社内の柔軟な判断で、日の目をみた「ロボットくん」
――実際に配信して、社内やTwitterユーザーからの反応はいかがでしたか。
川上:幸いにも、全試合で自然な文章ができましたので、お叱りをいただくことはありませんでした。違和感なく読んでもらえたのかもしれませんね。ただ、あまりに違和感のない内容すぎて、突っ込まれなかったというか、面白がってもらえなかったかもしれません。また、リリースを出したのが7月20日、運用開始が23日、配信終了が28日とかなり短い期間での運用だったこと、そしてツイートのインプレッションは相当数あったのですが、主に神戸新聞公式アカウントなどのリツイート先で閲覧されたこともあり、ロボットくんのTwitter自体のフォロワー数はそれほど伸びませんでした。

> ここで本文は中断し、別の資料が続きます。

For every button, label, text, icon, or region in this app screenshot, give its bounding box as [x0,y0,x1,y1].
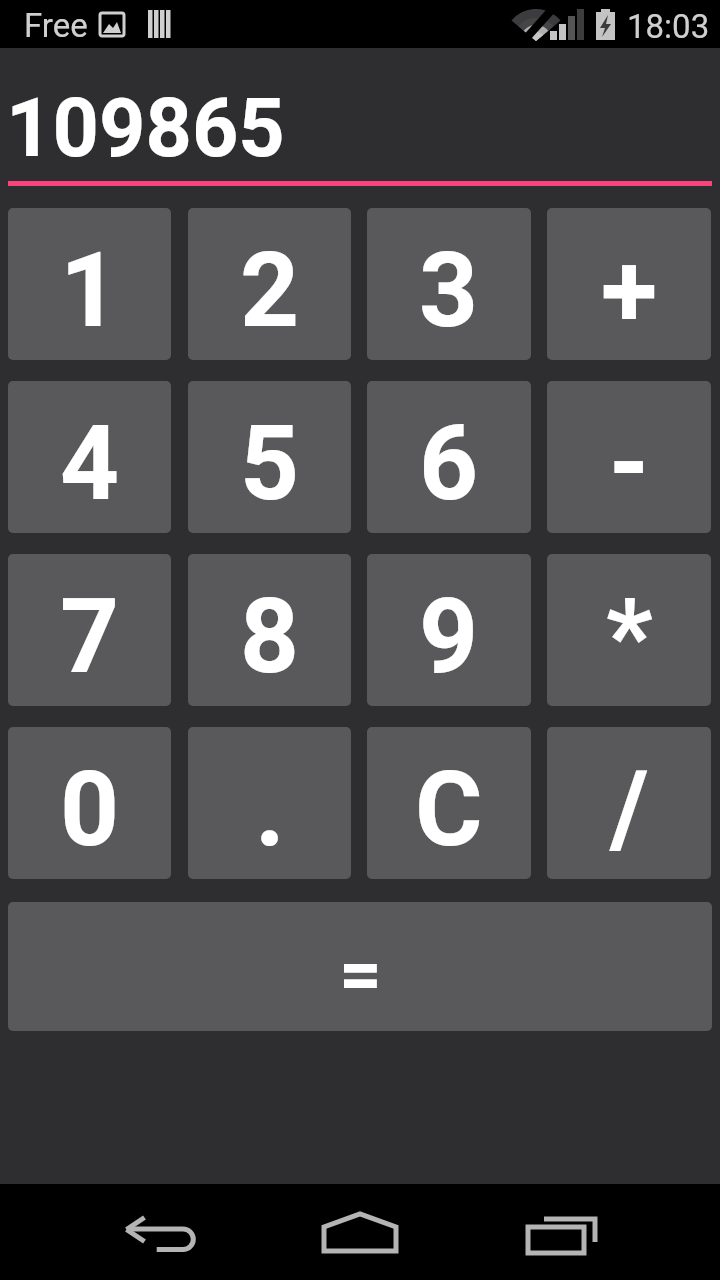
staticText: = [339,929,382,1017]
button[interactable] [310,1184,410,1280]
staticText: 1 [60,230,120,351]
staticText: 18:03 [627,7,710,46]
staticText: Free [24,6,88,45]
button[interactable]: 5 [188,381,351,533]
staticText: + [601,230,658,351]
staticText: / [610,749,649,870]
button[interactable]: 3 [367,208,531,360]
staticText: 7 [60,576,120,697]
button[interactable]: + [547,208,711,360]
button[interactable] [110,1184,210,1280]
button[interactable]: 4 [8,381,171,533]
staticText: 9 [419,576,479,697]
button[interactable]: 8 [188,554,351,706]
staticText: 4 [60,403,120,524]
button[interactable]: = [8,902,712,1031]
staticText: 8 [240,576,300,697]
button[interactable]: . [188,727,351,879]
staticText: 6 [419,403,479,524]
button[interactable]: 2 [188,208,351,360]
staticText: * [606,576,653,697]
staticText: 2 [240,230,300,351]
staticText: - [609,403,649,524]
staticText: C [415,749,483,870]
button[interactable] [510,1184,610,1280]
button[interactable]: 9 [367,554,531,706]
button[interactable]: 0 [8,727,171,879]
button[interactable]: 7 [8,554,171,706]
button[interactable]: - [547,381,711,533]
button[interactable]: 6 [367,381,531,533]
staticText: . [255,749,285,870]
staticText: 109865 [6,81,285,176]
staticText: 5 [240,403,300,524]
staticText: 3 [419,230,479,351]
button[interactable]: 1 [8,208,171,360]
staticText: 0 [60,749,120,870]
button[interactable]: C [367,727,531,879]
button[interactable]: * [547,554,711,706]
button[interactable]: / [547,727,711,879]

今後取り組む場合は、もっと多くの方に関心を持ってもらえるようにしたいです。
ほかにも、社内からは運用前に「どんな内容になるかわからないような、自動生成された記事を外部に配信するのは不安だ」という声もありました。そのため、何かトラブルがあっても新聞社が発信する情報の信頼感を損ねないように、いろいろと見せ方を工夫しました。「ロボットくん」という名前を付けて、ゆるキャラのようなデザインにしたのも、あくまでプログラムが生成したコンテンツで、記者が書いたものではないとはっきり区別してもらうため。そして、発信場所を新聞社のサイトではなく、Twitterに限定したのも、実験的な試みであることを強調したかったためです。
もし変な文章が出てしまっても、「ロボットくんが壊れてしまった」という形でそのまま配信しようと決めていました。そのようなときこそ、ユーザーのみなさんにやさしく受け止めてもらえるように、壊れたとき用のアニメーションも作っていたんですよ。今回は残念ながら使わずに済みましたが……(笑)。